Agent Generator Tutor Skill
Interactive teaching agent for the goal-seeking agent generator and eval system.
What This Skill Does
Loads the GeneratorTeacher from src/amplihack/agents/teaching/generator_teacher.py
and guides users through a structured 14-lesson curriculum with exercises and quizzes.
Curriculum (14 Lessons)
| Lesson | Title | Topics | | ------ | --------------------------------------- | -------------------------------------------- | | L01 | Introduction to Goal-Seeking Agents | Architecture, GoalSeekingAgent interface | | L02 | Your First Agent (CLI Basics) | Prompt files, CLI invocation, pipeline | | L03 | SDK Selection Guide | Copilot, Claude, Microsoft, Mini SDKs | | L04 | Multi-Agent Architecture | Coordinators, sub-agents, shared memory | | L05 | Agent Spawning | Dynamic sub-agent creation at runtime | | L06 | Running Evaluations | Progressive test suite, SDK eval loop | | L07 | Understanding Eval Levels L1-L12 | Core (L1-L6) and advanced (L7-L12) levels | | L08 | Self-Improvement Loop | EVAL-ANALYZE-RESEARCH-IMPROVE-RE-EVAL-DECIDE | | L09 | Security Domain Agents | Domain-specific agents and eval | | L10 | Custom Eval Levels | TestLevel, TestArticle, TestQuestion | | L11 | Retrieval Architecture | Simple, entity, concept, tiered strategies | | L12 | Intent Classification and Math Code Gen | Nine intent types, safe arithmetic | | L13 | Patch Proposer and Reviewer Voting | Automated code patches, 3-perspective review | | L14 | Memory Export/Import | Snapshots, cross-session persistence |
How to Use
Start the Tutorial
from amplihack.agents.teaching.generator_teacher import GeneratorTeacher
teacher = GeneratorTeacher()
# See what lesson is next
next_lesson = teacher.get_next_lesson()
print(f"Start with: {next_lesson.title}")
Teach a Lesson
content = teacher.teach_lesson("L01")
print(content) # Full lesson with exercises and quiz questions
Check an Exercise
feedback = teacher.check_exercise("L01", "E01-01", "your answer here")

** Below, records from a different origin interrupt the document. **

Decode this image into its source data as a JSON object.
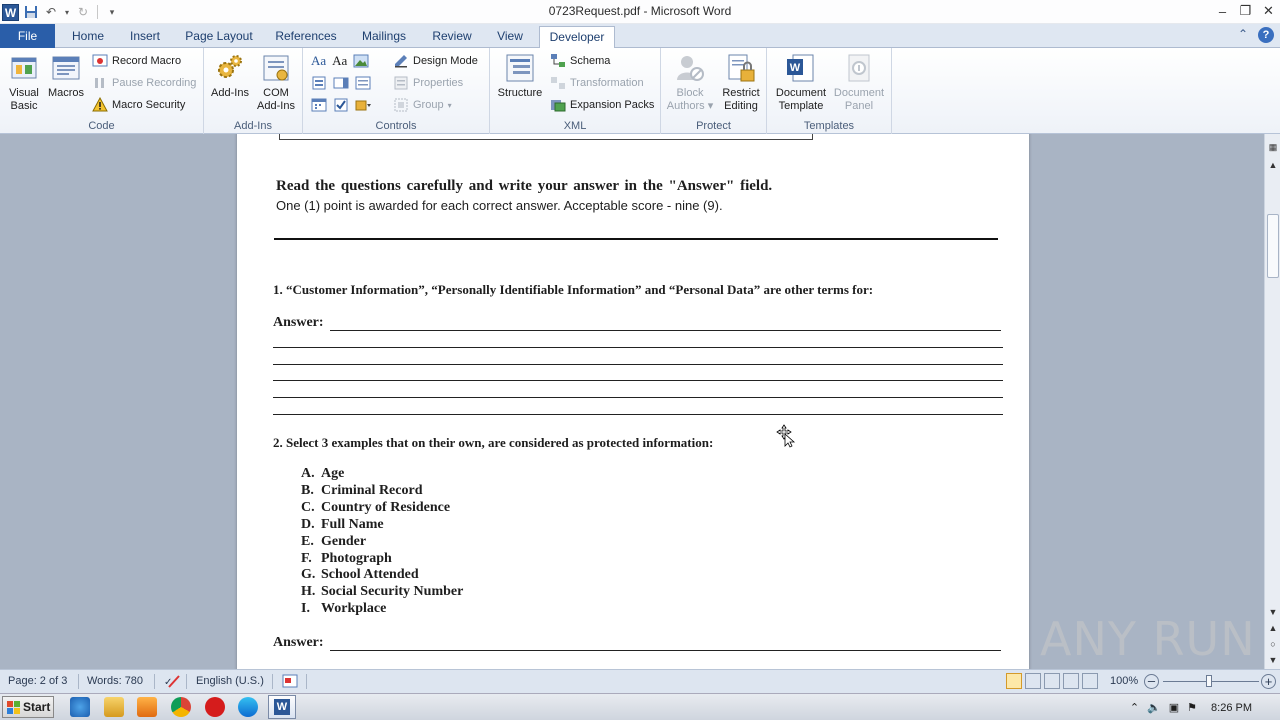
{
  "window": {
    "title": "0723Request.pdf - Microsoft Word",
    "app_logo_letter": "W",
    "controls": [
      "minimize-icon",
      "restore-icon",
      "close-icon"
    ]
  },
  "tabs": {
    "file": "File",
    "items": [
      "Home",
      "Insert",
      "Page Layout",
      "References",
      "Mailings",
      "Review",
      "View",
      "Developer"
    ],
    "active": "Developer"
  },
  "ribbon": {
    "code": {
      "label": "Code",
      "visual_basic": "Visual Basic",
      "macros": "Macros",
      "record_macro": "Record Macro",
      "pause_recording": "Pause Recording",
      "macro_security": "Macro Security"
    },
    "addins": {
      "label": "Add-Ins",
      "add_ins": "Add-Ins",
      "com_add_ins": "COM Add-Ins"
    },
    "controls": {
      "label": "Controls",
      "design_mode": "Design Mode",
      "properties": "Properties",
      "group": "Group"
    },
    "xml": {
      "label": "XML",
      "structure": "Structure",
      "schema": "Schema",
      "transformation": "Transformation",
      "expansion_packs": "Expansion Packs"
    },
    "protect": {
      "label": "Protect",
      "block_authors": "Block Authors",
      "restrict_editing": "Restrict Editing"
    },
    "templates": {
      "label": "Templates",
      "document_template": "Document Template",
      "document_panel": "Document Panel"
    }
  },
  "document": {
    "instructions_bold": "Read the questions carefully and write your answer in the \"Answer\" field.",
    "instructions_regular": "One (1) point is awarded for each correct answer. Acceptable score - nine (9).",
    "q1": "1. “Customer Information”, “Personally Identifiable Information” and “Personal Data” are other terms for:",
    "answer_label": "Answer:",
    "q2": "2. Select 3 examples that on their own, are considered as protected information:",
    "options": [
      {
        "letter": "A.",
        "text": "Age"
      },
      {
        "letter": "B.",
        "text": "Criminal Record"
      },
      {
        "letter": "C.",
        "text": "Country of Residence"
      },
      {
        "letter": "D.",
        "text": "Full Name"
      },
      {
        "letter": "E.",
        "text": "Gender"
      },
      {
        "letter": "F.",
        "text": "Photograph"
      },
      {
        "letter": "G.",
        "text": "School Attended"
      },
      {
        "letter": "H.",
        "text": "Social Security Number"
      },
      {
        "letter": "I.",
        "text": "Workplace"
      }
    ]
  },
  "statusbar": {
    "page": "Page: 2 of 3",
    "words": "Words: 780",
    "language": "English (U.S.)",
    "zoom": "100%"
  },
  "taskbar": {
    "start": "Start",
    "time": "8:26 PM"
  },
  "watermark": "ANY RUN"
}
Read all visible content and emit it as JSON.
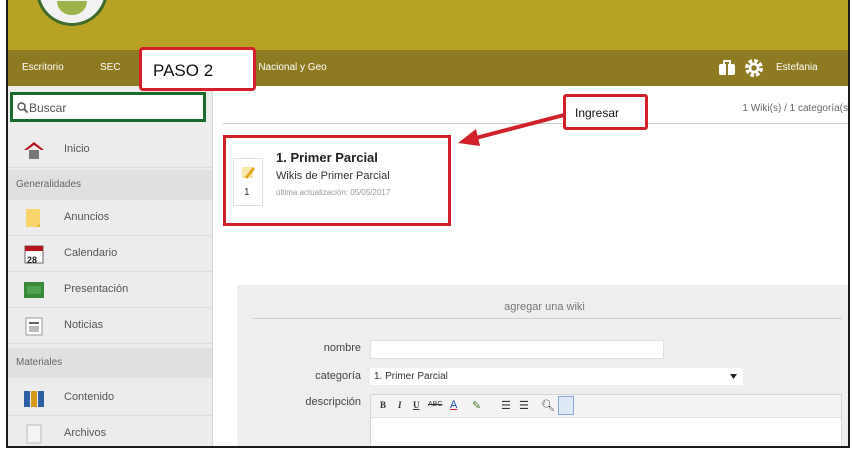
{
  "nav": {
    "escritorio": "Escritorio",
    "course_prefix": "SEC",
    "course_suffix": "d Nacional y Geo",
    "user_name": "Estefania"
  },
  "sidebar": {
    "search_placeholder": "Buscar",
    "inicio": "Inicio",
    "group_generalidades": "Generalidades",
    "items_general": [
      "Anuncios",
      "Calendario",
      "Presentación",
      "Noticias"
    ],
    "calendar_day": "28",
    "group_materiales": "Materiales",
    "items_materiales": [
      "Contenido",
      "Archivos"
    ]
  },
  "main": {
    "wiki_count": "1 Wiki(s) / 1 categoría(s",
    "wiki": {
      "title": "1. Primer Parcial",
      "subtitle": "Wikis de Primer Parcial",
      "updated": "última actualización: 05/05/2017",
      "count": "1"
    },
    "form": {
      "title": "agregar una wiki",
      "nombre_label": "nombre",
      "categoria_label": "categoría",
      "categoria_value": "1. Primer Parcial",
      "descripcion_label": "descripción"
    }
  },
  "annotations": {
    "paso": "PASO 2",
    "ingresar": "Ingresar"
  },
  "colors": {
    "topbar": "#b7a224",
    "navbar": "#8e7a21",
    "highlight": "#d1202a",
    "search_border": "#1a6b2c"
  }
}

print(feedback) # PASS or NOT YET with hints
Run a Quiz
# Self-grading mode (see correct answers)
result = teacher.run_quiz("L01")
# Provide answers for grading
result = teacher.run_quiz("L01", answers=["PromptAnalyzer", "Explains stored knowledge", "False"])
print(f"Score: {result.quiz_score:.0%}, Passed: {result.passed}")
Check Progress
report = teacher.get_progress_report()
print(report) # Shows completed/locked/available lessons
Validate Curriculum Integrity
validation = teacher.validate_tutorial()
print(f"Valid: {validation['valid']}, Issues: {validation['issues']}")
Prerequisites
Each lesson has prerequisites that must be completed first. The curriculum follows a dependency graph ensuring foundational concepts are learned before advanced topics.
Exercise Validators
The teaching agent includes 15 specialized validators that check user answers for correctness. Exercises without explicit validators use a fallback that checks for key phrases from the expected output.